Sustainable design aims to safeguard the future of the Earth as environmentalists worry about the effects of melting ice caps, ozone depletion, and species eradication. Even bleaker, however, imagine a future where our garbage has piled so high and wide that there is no room left for anything else—including us.
That is the premise of WALL-E, the latest bit of genius from animation studio Pixar. Hundreds of years from now, the entire planet has become an immense landscape of litter. Humans have long since quit the Earth, which is left to be tended by the title character, an adorable little sanitation robot whose name stands for Waste Allocation Load Lifter Earth-Class. Fritting about in this vast junkyard, WALL-E painstakingly stacks up ziggurats of trash, skyscrapers of scrap, whole cities of refuse.
Is a waste-filled future so far-fetched? In the United States alone, some 40 million plastic bottles get tossed out every day, and only a fraction of this is recycled. Until it shut down in 2001, the Fresh Kills landfill on New York's Staten Island threatened to become the highest elevation on the East Coast. A footprint of nearly five square miles and 650 tons of rubbish shipped in daily made it possibly the biggest manmade structure in the world, larger in volume than the Great Wall of China. Fresh Kills opened only 60 years ago—what will the world look like several centuries from now?

For me, however, the most terrifying glimpse of the planet's future may not be WALL-E or even Al Gore's 2006 documentary An Inconvenient Truth, but another film that came out that year-Idiocracy, Mike Judge's dark satire about the dumbing down of humanity and the world. Five hundred years in the future, everyone is a moron, and the environment reflects it. Crops are fed with sports drink, signs are crooked and misspelled, and every available surface is plastered with corporate logos, so entire cities look like NASCAR uniforms. Buildings teeter more than the Tower of Pisa, barely held together by guy-wires and some kind of structural duct tape.
When we first witness this wasteland, in the background we can make out an enormous, neighborhood-sized low-rise that turns out to be a colossal Costco. Big Box has become Really Big Box, or what Starbucks might call Venti Box. I'd like to enjoy Idiocracy as the hilarious antics of the guy who brought us Beavis and Butt-Head, but the sand-swept mishmash being erected today in Dubai makes me wonder how far off Judge is.
Whether or not these dystopian visions will become our fate, today a very real threat remains in the growing influence of corporate interests over culture and the environment. Worldwide, writes Eric Schlosser in Fast Food Nation, McDonald's is the largest single owner of retail space, and the Golden Arches may be more recognized than any other symbol on Earth, including the Christian cross. Inner cities and older neighborhoods languish because housing and Big Box (Small Box by Mike Judge's standards) have sucked commerce to the suburbs. In the 1990s, 5,000 independent hardware stores were displaced by 1,500 Wal-Marts and Lowe's stores.
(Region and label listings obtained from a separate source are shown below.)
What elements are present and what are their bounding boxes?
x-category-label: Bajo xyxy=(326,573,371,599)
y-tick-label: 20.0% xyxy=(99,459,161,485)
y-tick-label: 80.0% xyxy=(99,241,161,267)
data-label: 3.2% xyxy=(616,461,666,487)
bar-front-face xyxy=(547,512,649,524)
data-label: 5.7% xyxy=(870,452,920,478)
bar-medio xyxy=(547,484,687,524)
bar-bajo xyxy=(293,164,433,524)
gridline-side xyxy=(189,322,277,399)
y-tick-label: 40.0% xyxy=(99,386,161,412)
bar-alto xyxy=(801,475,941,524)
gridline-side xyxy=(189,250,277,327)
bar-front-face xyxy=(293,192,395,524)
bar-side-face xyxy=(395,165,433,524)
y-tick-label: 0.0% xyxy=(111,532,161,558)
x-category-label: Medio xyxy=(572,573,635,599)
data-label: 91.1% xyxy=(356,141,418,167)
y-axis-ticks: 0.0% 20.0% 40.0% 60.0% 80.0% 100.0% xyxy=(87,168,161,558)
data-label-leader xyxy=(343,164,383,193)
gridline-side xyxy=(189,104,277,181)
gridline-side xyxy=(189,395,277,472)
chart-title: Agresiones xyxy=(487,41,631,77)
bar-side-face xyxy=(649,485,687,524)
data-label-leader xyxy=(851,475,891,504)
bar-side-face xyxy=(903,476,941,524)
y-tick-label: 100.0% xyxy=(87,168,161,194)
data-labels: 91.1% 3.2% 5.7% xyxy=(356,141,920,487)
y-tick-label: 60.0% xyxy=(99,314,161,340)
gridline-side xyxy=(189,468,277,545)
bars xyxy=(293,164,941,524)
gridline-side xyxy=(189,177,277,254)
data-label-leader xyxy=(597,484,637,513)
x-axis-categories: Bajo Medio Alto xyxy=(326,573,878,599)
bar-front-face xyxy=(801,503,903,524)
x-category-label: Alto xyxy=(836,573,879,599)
As Good magazine reported last winter, the total acreage of Wal-Mart stores now exceeds the size of the island of Manhattan. In the next several years, the company intends to expand its footprint by about 20,000 acres, destroying habitat and encouraging sprawl, since its land use is estimated to be five times less efficient than urban equivalents. Tragically, ecosystems that have enriched the land for millennia are being replaced by franchises that disappear every decade or two, so today's malls will be tomorrow's trash. If economics continue to outweigh ecology, one day the Earth may be wrapped in a continuous commercial strip.
Revisiting her childhood home of Oakland, Calif., in the 1930s, the writer Gertrude Stein famously quipped that "there is no 'there' there"; 70 years later, there's no "there" anywhere. Main Street may have been "almost all right" for Robert Venturi four decades ago, but today it no longer exists, having been replaced everywhere by rampant generic sprawl. Around the globe, density has continued to decrease during the 15 years since James Howard Kunstler wrote his brilliant attack on suburbanism, The Geography of Nowhere. The lack of difference from place to place devastates culture no less than nature. According to biologist E.O. Wilson, biodiversity is the single most important aspect of ecology, so it follows that architectural and social diversity are equally essential for community.
Architect Ken Yeang has written that "saving the environment from continued devastation by our built environment is the single most important issue for our tomorrow." But the devastation of the built environment is just as much at risk. Sprawl was born of plentiful land and cheap oil, but those are things of the past. Embracing greater density, diversity, cleaner fuels, and healthier lifestyles, as well as the subtle natural and cultural variations between one location and another, will help create richer places—a new Geography of Somewhere. Otherwise, the future may be idiocratic.